The terms "Earth Leakage" "Touch Current" and "Sub Earth Leakage" often causes confusion during PAT Testing or when comparing different PAT Testers. This blog presents some additional information on these tests.


Earth Leakage

This test is carried out on Class 1 appliances and looks to see if there is any leakage current flowing from the Live Wire to the Earth wire of an appliance. This current is a measure of any significant breakdown of insulation.

This test is done at full mains voltage ie at 240V. The appliance is plugged into the tester and while 240V mains is being applied, the tester measures the current flowing through the Earth wire and presents this reading.

As the earth wire is known as the Protective Conductor, this test is sometimes referred to as the "Protective Conductor current" test.

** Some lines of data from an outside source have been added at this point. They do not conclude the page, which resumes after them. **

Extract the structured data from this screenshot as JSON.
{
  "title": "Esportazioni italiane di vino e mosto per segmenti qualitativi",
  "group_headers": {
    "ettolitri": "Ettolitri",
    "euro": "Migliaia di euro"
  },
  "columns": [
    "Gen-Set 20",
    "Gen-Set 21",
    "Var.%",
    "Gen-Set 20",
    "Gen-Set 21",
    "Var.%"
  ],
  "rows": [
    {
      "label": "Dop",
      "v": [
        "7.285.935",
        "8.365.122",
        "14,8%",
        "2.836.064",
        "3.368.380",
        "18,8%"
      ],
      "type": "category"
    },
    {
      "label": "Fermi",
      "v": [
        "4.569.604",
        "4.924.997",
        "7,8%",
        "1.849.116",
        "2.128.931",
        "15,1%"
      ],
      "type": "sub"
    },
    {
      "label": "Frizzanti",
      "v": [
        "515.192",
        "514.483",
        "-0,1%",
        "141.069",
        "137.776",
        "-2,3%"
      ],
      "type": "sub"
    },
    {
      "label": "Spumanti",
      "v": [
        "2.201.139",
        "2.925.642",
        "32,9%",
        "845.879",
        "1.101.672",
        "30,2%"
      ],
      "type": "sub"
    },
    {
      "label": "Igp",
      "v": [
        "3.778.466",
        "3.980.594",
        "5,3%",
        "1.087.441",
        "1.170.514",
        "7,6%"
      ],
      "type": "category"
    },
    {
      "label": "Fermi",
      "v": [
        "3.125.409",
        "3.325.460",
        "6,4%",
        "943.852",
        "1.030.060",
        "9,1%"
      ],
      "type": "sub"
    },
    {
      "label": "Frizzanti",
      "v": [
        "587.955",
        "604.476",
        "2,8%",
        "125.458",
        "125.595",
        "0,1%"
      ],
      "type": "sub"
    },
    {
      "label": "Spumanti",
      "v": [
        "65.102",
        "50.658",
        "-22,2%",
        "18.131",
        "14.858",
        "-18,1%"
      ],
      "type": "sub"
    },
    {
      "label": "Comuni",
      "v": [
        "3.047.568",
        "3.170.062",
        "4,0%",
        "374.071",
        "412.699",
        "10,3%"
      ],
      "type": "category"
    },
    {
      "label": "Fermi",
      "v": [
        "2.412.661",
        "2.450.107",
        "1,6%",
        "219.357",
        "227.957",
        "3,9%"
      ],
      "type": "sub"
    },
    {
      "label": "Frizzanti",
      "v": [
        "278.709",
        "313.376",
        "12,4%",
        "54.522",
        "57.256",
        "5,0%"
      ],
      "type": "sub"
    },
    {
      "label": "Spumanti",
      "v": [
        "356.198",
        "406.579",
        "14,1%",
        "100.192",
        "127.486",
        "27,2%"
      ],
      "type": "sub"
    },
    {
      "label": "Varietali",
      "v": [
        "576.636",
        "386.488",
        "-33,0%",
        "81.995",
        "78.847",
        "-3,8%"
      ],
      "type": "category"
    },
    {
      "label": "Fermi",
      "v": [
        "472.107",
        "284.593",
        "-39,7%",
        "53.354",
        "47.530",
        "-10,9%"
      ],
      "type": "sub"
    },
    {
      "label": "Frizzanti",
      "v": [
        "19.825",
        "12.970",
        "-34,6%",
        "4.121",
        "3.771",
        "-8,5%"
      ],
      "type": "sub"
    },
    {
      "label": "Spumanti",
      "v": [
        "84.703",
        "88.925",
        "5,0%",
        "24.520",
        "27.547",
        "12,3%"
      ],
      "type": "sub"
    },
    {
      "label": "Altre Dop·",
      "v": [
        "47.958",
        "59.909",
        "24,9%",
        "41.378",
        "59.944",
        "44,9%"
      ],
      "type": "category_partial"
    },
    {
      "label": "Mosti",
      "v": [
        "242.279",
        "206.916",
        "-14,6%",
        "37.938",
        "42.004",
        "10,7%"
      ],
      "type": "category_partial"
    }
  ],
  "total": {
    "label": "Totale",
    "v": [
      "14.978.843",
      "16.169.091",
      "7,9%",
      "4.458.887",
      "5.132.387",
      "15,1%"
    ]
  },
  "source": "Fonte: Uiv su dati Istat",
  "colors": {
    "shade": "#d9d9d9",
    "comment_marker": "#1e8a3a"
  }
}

Great care needs to be taken during this test as full mains voltage is present and the appliance will start working.

Touch Current

This test is carried out on Class 2 appliances. In every aspects it is identical to the Earth Leakage test except one. Since Class 2 appliances do not have an earth connection, the test lead is connected to any user touchable metal part when this test is done. For this reason, it is called the Touch Current test as it measures the current that would flow through a person if they were touching the appliance.

Sub Earth Leakage (or Substitution Earth Leakage)

The Earth Leakage and the Touch Leakage tests require full mains voltage. For this reason, battery powered PAT testers do not provide this test. However some battery powered testers provide a much lower test using 40V AC. The resulting leakage current is multiplied by 6 to give the current that would be flowing if 240V mains were to be used. This test is used for Class 1 and Class 2 appliances.

One of the disadvantages of the Sub Earth Leakage test is that it does not power the appliance. Faults that may only be obvious when full mains is applied, will not be shown up by this test.

Summary

This blog post explains the different terminology used when describing Earth Leakage tests on appliances.